Last week, I presented the following scenarios for playing the planned share repurchase:
- Scenario #1: Management starts buying right away on Monday to make a big statement of confidence. Result: RIMM opened the week strongly, but the general market was experiencing a strong sell-off. So, no surprise that RIMM reversed its brief gains and ended the day with a 3.2% loss and amidst no sign of any buyback activity.
- Scenario #2: Management waits for sellers to push the stock back and then return later in the day Monday or on Tuesday to start the buyback, thus, creating a convincing floor for the stock. Result: RIMM managed a small gain on Tuesday while the general market continued its sell-off. Volume was never strong enough to suggest buyback activity. (Of course, the company may be trickling out its purchases, but, to me, such a strategy makes little sense).

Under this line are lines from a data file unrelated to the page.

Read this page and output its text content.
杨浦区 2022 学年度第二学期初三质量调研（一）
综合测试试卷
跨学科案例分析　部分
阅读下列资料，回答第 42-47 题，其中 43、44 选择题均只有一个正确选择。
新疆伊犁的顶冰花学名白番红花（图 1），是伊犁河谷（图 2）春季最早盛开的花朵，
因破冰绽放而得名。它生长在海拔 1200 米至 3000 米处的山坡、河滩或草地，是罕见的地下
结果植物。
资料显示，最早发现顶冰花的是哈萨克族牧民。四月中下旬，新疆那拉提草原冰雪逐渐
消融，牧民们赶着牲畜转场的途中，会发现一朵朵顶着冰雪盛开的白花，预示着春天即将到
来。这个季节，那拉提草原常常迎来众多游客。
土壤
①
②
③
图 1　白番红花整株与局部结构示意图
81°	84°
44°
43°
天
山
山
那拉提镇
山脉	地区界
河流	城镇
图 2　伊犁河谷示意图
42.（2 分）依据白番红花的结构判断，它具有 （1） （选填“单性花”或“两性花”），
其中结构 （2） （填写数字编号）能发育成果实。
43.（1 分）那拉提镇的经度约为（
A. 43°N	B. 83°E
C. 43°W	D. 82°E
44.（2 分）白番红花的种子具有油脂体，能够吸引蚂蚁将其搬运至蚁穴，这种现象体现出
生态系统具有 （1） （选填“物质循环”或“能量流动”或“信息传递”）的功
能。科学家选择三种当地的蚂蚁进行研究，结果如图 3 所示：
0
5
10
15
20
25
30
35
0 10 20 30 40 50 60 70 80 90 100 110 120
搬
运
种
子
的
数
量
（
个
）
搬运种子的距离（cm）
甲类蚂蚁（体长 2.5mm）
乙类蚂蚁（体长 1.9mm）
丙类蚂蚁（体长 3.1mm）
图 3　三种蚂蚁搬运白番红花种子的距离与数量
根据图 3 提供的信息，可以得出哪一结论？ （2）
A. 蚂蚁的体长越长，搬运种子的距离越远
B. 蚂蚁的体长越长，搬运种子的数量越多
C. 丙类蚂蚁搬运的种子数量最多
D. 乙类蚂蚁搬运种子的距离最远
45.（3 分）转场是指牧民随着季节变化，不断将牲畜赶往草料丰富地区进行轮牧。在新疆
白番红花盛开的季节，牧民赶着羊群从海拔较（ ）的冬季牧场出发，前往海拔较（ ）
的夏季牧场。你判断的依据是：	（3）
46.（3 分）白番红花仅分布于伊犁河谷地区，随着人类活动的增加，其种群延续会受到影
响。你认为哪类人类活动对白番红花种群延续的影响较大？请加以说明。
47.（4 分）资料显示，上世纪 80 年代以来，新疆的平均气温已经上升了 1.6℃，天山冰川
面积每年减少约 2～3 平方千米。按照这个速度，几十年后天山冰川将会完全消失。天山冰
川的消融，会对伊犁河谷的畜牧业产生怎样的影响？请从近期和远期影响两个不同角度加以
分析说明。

- Scenario #3: Traders wait for the stock to close at a post-earnings high above $30.30 for confirmation of renewed buying interest in the stock. Result: RIMM got nowhere close to this scenario. If you have not already placed your bets (I earlier suggested a Sept 30/35 call spread to give enough time for reaching the first upside target of $35), it makes sense to just wait for this confirmation before making a move.
Last time, I also mentioned that RIMM would really benefit by rolling out some good news along with purchasing shares. After reviewing the above scenarios, I realized that there is a “worst case” scenario that could be just as likely as any other scenario. RIMM may have even more bad news coming down the pipe. If so, management would be wise to wait to start buying stock until sellers react by taking the stock down even lower. Traders can either anticipate the company’s reaction by buying into the selling or simply wait for the stock to close above the day’s losses.
Whatever scenario awaits RIMM, the chart suggests to me that a big move is brewing. The churn in a tight trading range for the past month has generated pent-up energy translating into a “Bollinger Squeeze.” This pattern is another way of saying that long periods of low volatility lead to a period (typically a burst) of high volatility.
The chart below shows how the Bollinger Bands are rapidly closing down on the price action. Resolution of such patterns usually occurs within days. Since RIMM is suffering from a severe 4-month downtrend, the technical bias points to a downward resolution of the Bollinger Squeeze. I, of course, will greatly prefer an upside resolution, and I am only holding out for such a move given the special case of the imminent share buyback. (For another recent example of the Bollinger Squeeze in action, see my piece on Molycorp (MCP): “Chart Review: Molycorp Update – Pressure Building.” Three days after that post, MCP dropped 7% in one day and sold off for another 16% before finding a bottom at its 200-day moving average.)